Friday, April 11, 2014

Sometimes I Am Disabled


Most people who know me know that I am bipolar. When it comes up in conversation, I don't mind sharing. I'm happy to answer questions, and I am always willing to be an advocate. Not much of my private life is actually private. On my blog I admit to having bipolar, OCD, and EDNOS. I confess to self-harm. My two in-patient hospitalizations are forever recorded on the Internet.

Despite this claim of transparency, I have a very difficult time showing that I actively struggle with these issues. I would like to present myself as a successful portrait of mental illness. The major mood swings, the cutting, the starving and purging - all elements of my past. I am "stable." Just look at me! I go to class, I have straight As, I am involved in activities. I exert a lot of effort trying to appear well-adjusted.
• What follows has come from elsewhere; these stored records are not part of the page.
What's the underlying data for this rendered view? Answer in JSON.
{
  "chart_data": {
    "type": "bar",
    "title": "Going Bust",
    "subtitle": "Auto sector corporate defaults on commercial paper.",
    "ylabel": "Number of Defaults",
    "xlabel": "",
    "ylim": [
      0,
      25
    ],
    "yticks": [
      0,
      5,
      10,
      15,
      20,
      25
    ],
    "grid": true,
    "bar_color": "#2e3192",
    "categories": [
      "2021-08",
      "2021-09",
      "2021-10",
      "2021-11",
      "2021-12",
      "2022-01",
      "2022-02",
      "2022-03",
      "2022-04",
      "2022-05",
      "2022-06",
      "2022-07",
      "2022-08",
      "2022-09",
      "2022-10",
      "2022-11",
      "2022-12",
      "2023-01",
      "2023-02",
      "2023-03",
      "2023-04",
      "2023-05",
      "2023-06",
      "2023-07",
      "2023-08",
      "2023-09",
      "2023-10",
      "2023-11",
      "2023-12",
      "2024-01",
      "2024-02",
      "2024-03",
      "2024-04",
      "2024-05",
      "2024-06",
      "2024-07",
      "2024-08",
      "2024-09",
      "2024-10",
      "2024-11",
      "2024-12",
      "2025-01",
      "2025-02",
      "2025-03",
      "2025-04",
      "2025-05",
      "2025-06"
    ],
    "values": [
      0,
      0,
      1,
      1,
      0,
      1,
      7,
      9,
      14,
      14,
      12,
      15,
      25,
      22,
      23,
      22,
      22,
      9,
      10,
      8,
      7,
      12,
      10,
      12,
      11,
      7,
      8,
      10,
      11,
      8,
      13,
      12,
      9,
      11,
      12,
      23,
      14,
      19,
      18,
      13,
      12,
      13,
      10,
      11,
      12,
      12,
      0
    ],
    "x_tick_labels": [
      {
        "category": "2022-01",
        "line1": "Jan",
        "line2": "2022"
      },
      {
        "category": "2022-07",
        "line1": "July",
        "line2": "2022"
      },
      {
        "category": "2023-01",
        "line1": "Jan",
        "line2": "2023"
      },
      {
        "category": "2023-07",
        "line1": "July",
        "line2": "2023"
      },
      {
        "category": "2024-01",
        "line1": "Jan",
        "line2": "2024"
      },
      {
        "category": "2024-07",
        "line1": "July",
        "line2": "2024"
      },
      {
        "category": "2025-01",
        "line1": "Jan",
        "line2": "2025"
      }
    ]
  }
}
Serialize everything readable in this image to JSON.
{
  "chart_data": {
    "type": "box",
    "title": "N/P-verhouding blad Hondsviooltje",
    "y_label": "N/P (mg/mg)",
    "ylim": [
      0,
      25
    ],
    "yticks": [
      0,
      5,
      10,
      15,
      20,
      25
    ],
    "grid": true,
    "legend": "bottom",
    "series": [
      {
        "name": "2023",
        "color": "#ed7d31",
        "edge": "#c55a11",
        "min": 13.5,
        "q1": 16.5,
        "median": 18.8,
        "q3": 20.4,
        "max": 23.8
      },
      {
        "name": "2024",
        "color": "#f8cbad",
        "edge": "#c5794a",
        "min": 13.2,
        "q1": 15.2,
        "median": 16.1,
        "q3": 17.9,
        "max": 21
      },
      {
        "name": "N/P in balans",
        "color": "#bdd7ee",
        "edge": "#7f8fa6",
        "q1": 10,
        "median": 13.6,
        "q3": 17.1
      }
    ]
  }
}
I've been working towards being on the cover of Time, plastered on the front a box of cereal, and featured on 60 Minutes with the claim that I "conquered" mental illness.

Unfortunately, my type-A personality has set an impossible goal. I have a disability, and sometimes that means I am disabled. I am not stable right now. I have been struggling with my mood swings again. I have been having severe physical reactions to stress. But, I am learning, this does not detract from my message of advocacy. Part of representing the many individuals with mental illness is acknowledging the suffering, the heartbreak, and the difficulties that are a part of daily life.

Stability is not a magic status that occurs once you have logged a certain number of hours. Healing is a process. That process includes ups and downs. There was at least a solid month when I felt very good, but now I do not feel very good. In fact, I feel pretty bad. My blog is a place where I can acknowledge the good and the bad. It is not my job to always be a beacon of hope.

I am a human with unfortunate brain chemistry. I can live a meaningful life, I can be an advocate, and I can be a writer, but I will have days that will be lost to my illness. These lost days do not detract from my message; they are part of my message. Despite my struggles, aches, and losses, my net effect is positive. My failures amplify my triumphs, just as the rain makes the rainbow that much more beautiful. Bipolar has taught me that nothing is all good or all bad, but everything is temporary. Glean what you can from this moment, because you do not know what the next moment will bring.

So let's share these moments: the manic, the hypomanic, the stable, the depressed, the devastating, and all of the shades in between. Let's share the milestones and mistakes. We can celebrate and mourn simultaneously. It is most important that we create a community of acceptance for all states of our illness, including our wellness.

In the comments, I invite you to share one aspect of your life that is going well and one that is challenging you. For example, I am celebrating six months of being self-harm free, but I am struggling with exercising.